А может, и к лучшему, мрачно подумал Фандорин. Пускай лучше обижается, чем психует. Завтра утром вернется из Питера, откроет почтовый ящик… И что подумает? Что у меня завелась другая женщина?
— Вот что, — сказал он вслух. — Заедешь туда еще раз. Свое письмо вынешь, другое положишь. Я сейчас напишу.
И написал.
"Алтынка, я на пару дней уехал. Срочное дело, даже Лидию Петровну не предупредил. Поздравь меня: наконец подвернулся солидный клиент — помогла твоя реклама. Правда, ехать нужно далеко, в Архангельскую губернию. Пробовал тебе дозвониться, но не получилось. Боюсь, что и оттуда позвонить не смогу. Жуткая тьмутаракань, вряд ли роуминг достает. Вернусь — расскажу. История просто фантастическая.
Баронет"
Вроде бы тон выбран правильный: шутливый, немножко азартный. Должно сработать.
Валя вполне могла бы положить записку в карман халата, но вместо этого медленно задрала подол и засунула сложенный квадратик за резинку кружевных трусиков. Николас, страдальчески вздохнув, отвернулся.
— Не знаю, кого больше бояться — этих мафиози или Мамону, — стрекотала коварная, накладывая Нике большую порцию омлета с трюфелями. — Если она пронюхает, в какую я истуар вляпалась, церемониться не станет. Отправит под конвоем куда-нибудь на острова Туамоту, от греха подальше. А с этими козлами, значит, так… Ты кушай, кушай. Хлеб маслом намазать?
Села напротив, по-бабьи подперла щеку. Ну просто семейная идиллия.
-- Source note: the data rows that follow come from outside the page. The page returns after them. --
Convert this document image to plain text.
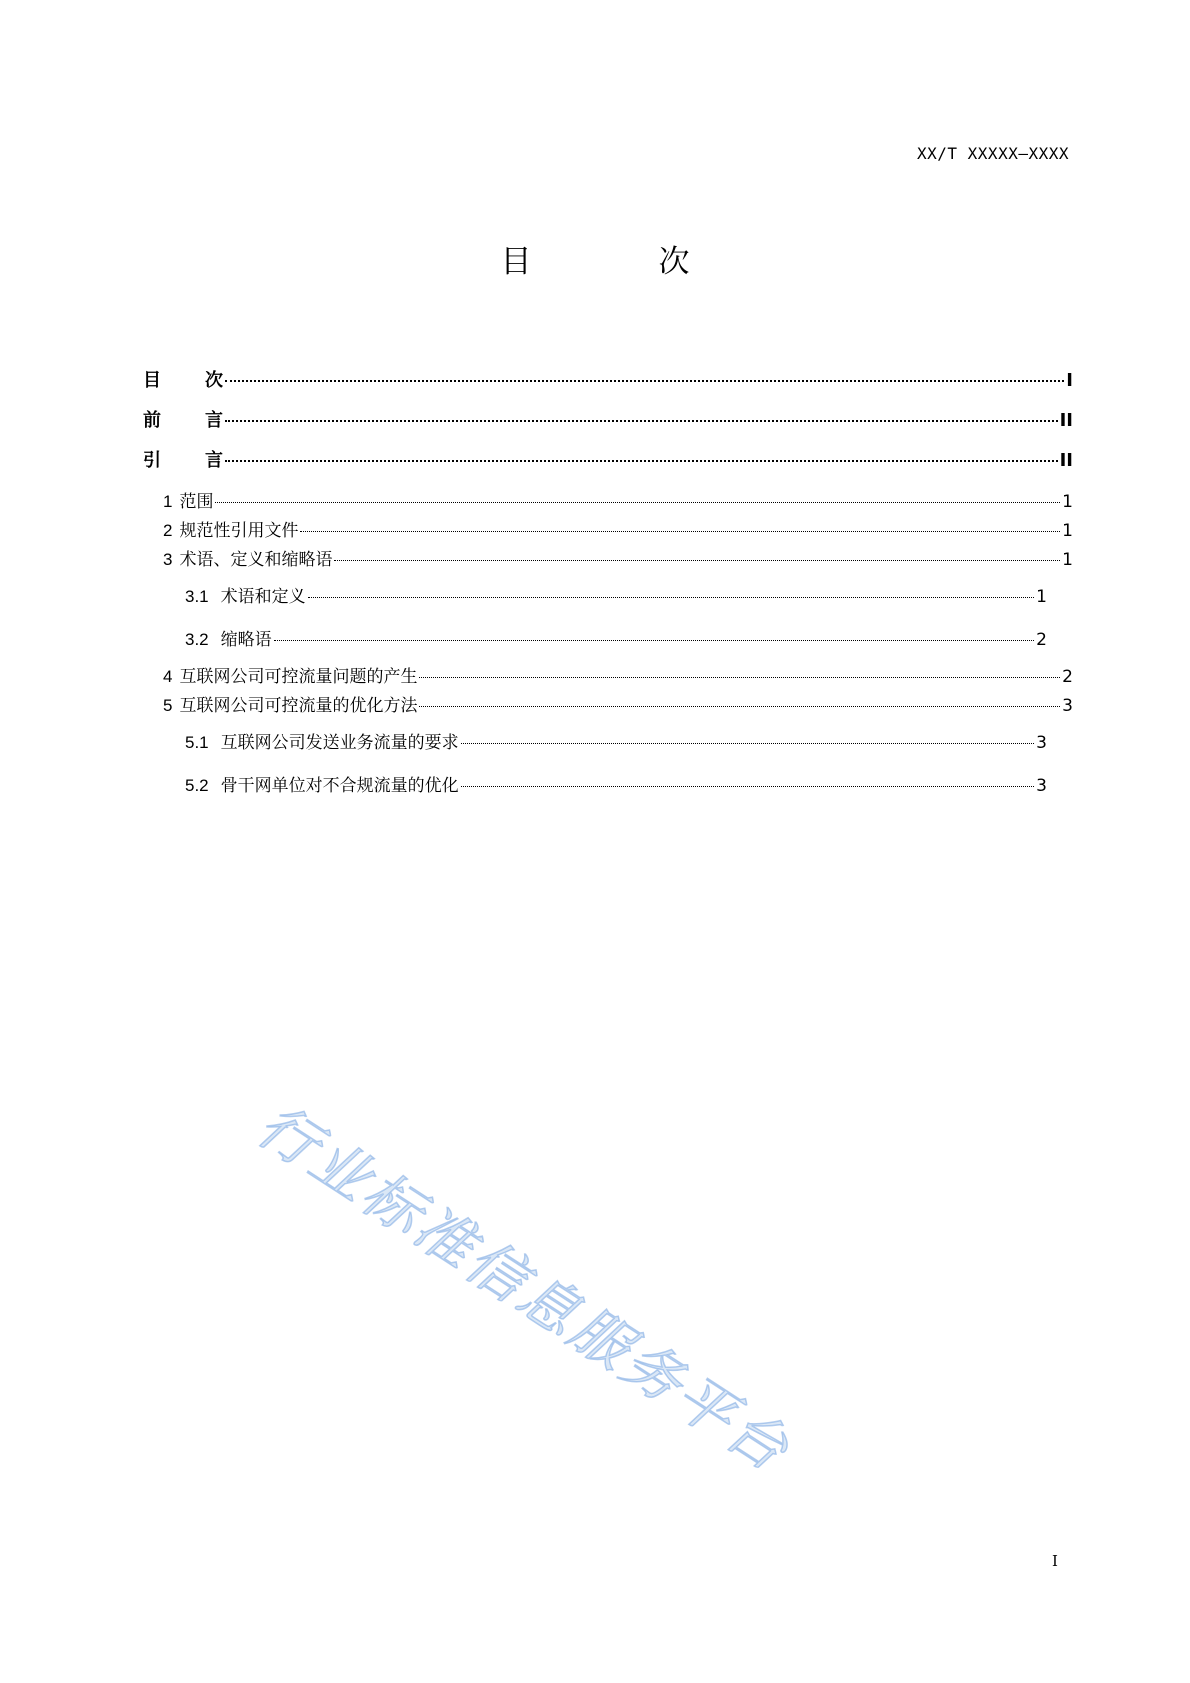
XX/T XXXXX—XXXX
目　次
目 次	I
前 言	II
引 言	II
1 范围	1
2 规范性引用文件	1
3 术语、定义和缩略语	1
3.1 术语和定义	1
3.2 缩略语	2
4 互联网公司可控流量问题的产生	2
5 互联网公司可控流量的优化方法	3
5.1 互联网公司发送业务流量的要求	3
5.2 骨干网单位对不合规流量的优化	3
行业标准信息服务平台
I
— Вчера позвонили, домой. Говорят (здесь Валя перешла на мужской голос): «Господин Глен? Извините, что тревожим вас дома. Нигде не можем найти Николая Александровича, а у нас к нему срочное дело. Не могли бы вы…» Я говорю: «Не мог бы. У меня отгулы. Сами его ищите». И трубку шмякнул. Что интересно: у Мамоны установлена аппаратура хитрющая, любые звонки сканирует, а тут не срисовала — значит, там у них антисканер. Догоняешь? Э бьен. Сегодня утром ездила в офис цветочки поливать. Там-то они, наверно, мне на шванц и сели. И ловко сели, я ничего не заметила. Заехала в «Пьер-Паоло», это такое особенное место, тебе бы не понравилось. Сижу у бара, треплюсь с Марго (бармен тамошний), пью капучино. Вдруг входят те трое, ну, которых я возле «Холестерина» уронила. Ты что есть перестал? Невкусно? Николас опустил вилку.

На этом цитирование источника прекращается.